At the 2015 Paris climate conference, 197 countries agreed to “make efforts” to limit the rise in the earth’s average temperature to 1.5 degrees Celsius above pre-industrial levels.

But as early as 2016, which according to the World Weather Organization WMO was the warmest year since weather records began, the global mean temperature was only 0.2 degrees below this limit. Is it then at all possible to prevent the earth from heating up beyond the Paris temperature limit?

The greenhouse effect is driving temperatures higher

First the bad news: The concentration of the greenhouse gas carbon dioxide (CO₂) in the atmosphere is now around 420 ppm. This means that the researchers count around 420 molecules of CO₂ in every million air molecules. Over the past two decades alone, more than 50 ppm have been added.

And this year, too, almost 40 billion tons of CO₂ will be released into the atmosphere from chimneys, chimneys, exhaust pipes and many other sources, which will mean a further increase of around three ppm. Accordingly, the greenhouse effect is gaining in strength and driving temperatures further up.

Temperature stops rising when fossil fuels are no longer being burned

The good news is that once human civilization stopped burning coal, oil, and gas and releasing CO₂, the temperature rise would stop shortly thereafter. For a long time, the researchers had feared something else: Even after emissions were stopped, the earth’s temperatures would continue to rise for a while.

Because the ongoing greenhouse effect of the large amounts of CO₂ that had already entered the earth’s atmosphere over the past decades would cause further warming by a few tenths of a degree.

However, this fear proved to be unfounded. The climate models that predicted this “temperature lag effect” were a bit too simplistic: they assumed that the level of CO₂ in the atmosphere would remain the same after emissions were stopped.

This resulted in the following development: The greenhouse effect keeps throwing the earth’s energy balance out of balance and it absorbs more solar energy than it radiates back into space from the upper limit of the atmosphere in the form of infrared heat radiation.

More than 90 percent of the resulting surplus of energy, which the earth’s climate system continuously captures, is absorbed by the oceans. However, the higher their temperatures rise as a result, the less heat they absorb – and the more heat remains in the air.

The biosphere absorbs CO2 – and counteracts the greenhouse effect

If this effect alone were at work, the temperatures of the layers of air near the ground would continue to rise for a while after CO₂ emissions had ended. However, another effect counteracts this: the oceans not only absorb heat, but also CO₂. And the biosphere of the earth, its soils and forests, even the lithosphere with its rocks, constantly remove CO₂ from the atmosphere.

Of course, this CO₂ extraction from the earth’s atmosphere would continue even if no further molecule of this gas were released during the combustion of coal, oil or gas. Consequently, after an emission stop, the concentration of carbon dioxide in the atmosphere would not remain the same, but would decrease.

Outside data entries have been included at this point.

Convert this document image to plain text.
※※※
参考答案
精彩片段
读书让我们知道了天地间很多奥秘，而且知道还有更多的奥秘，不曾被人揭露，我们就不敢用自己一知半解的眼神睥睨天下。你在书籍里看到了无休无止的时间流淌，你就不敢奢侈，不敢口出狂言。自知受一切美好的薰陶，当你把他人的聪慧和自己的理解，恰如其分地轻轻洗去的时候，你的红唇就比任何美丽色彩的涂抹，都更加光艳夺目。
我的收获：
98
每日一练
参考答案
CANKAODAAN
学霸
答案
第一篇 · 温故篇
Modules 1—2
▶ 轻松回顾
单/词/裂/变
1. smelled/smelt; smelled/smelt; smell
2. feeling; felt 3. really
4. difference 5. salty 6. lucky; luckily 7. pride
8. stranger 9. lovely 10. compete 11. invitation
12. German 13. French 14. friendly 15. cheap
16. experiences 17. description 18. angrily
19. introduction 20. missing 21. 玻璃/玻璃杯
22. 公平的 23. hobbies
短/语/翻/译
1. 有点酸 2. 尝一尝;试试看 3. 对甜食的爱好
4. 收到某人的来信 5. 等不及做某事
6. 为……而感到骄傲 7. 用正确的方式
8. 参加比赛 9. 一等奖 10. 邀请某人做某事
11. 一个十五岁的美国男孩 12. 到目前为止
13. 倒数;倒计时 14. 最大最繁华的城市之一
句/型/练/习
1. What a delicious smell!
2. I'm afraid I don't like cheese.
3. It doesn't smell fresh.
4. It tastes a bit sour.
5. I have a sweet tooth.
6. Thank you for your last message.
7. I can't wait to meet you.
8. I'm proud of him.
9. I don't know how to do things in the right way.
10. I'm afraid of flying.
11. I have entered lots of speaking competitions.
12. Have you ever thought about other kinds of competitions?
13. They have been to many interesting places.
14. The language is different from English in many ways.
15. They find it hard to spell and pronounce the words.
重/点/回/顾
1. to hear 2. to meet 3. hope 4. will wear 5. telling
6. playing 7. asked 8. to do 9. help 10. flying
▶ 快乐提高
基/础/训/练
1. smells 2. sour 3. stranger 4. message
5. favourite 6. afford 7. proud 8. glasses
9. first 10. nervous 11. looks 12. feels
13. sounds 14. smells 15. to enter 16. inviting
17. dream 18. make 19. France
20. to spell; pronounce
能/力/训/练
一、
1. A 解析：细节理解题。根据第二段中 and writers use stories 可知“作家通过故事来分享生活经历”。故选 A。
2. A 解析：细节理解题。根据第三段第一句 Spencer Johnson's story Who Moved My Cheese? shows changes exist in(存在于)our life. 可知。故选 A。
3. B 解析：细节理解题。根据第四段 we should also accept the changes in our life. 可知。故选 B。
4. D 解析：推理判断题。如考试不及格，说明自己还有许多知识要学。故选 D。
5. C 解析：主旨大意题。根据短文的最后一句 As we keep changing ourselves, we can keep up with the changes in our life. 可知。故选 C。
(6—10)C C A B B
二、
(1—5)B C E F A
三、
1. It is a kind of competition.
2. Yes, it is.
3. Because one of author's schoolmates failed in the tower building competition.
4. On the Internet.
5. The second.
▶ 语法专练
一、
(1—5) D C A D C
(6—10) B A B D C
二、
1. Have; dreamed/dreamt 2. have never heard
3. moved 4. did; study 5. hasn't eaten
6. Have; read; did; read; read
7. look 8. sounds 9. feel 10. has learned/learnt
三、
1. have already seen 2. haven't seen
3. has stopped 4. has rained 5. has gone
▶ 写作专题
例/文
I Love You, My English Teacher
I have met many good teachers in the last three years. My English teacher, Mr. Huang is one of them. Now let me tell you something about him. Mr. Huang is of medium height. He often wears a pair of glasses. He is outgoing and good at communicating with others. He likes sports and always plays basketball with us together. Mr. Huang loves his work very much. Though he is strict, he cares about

And accordingly, the strength of the associated greenhouse effect would also decrease.

After climatologists included this cooling effect in their simulations, the high-performance computers delivered a surprising result.

“One of the most important insights of the past few years”

The climate researcher Friederike Otto from Imperial College London rates it as “one of the most important findings in climatology in recent years”: The further warming of the lower layers of the earth’s air in combination with the oceans and their increasing cooling due to the decrease in the greenhouse gas CO₂ are mutually increasing or less precisely cancel. In other words, ending the burning of fossil fuels will also end the further rise in the Earth’s temperatures.

However, the average temperature of the earth will not decrease after CO₂ emissions are stopped. Rather, it will remain at the level to which it will rise for a long time until no more CO₂ enters the atmosphere. So the earlier “zero emissions” are achieved and the less CO₂ is released by then, the better. Because the global average temperatures of permanently over 1.5 degrees above the pre-industrial level would certainly be a catastrophe for our civilization.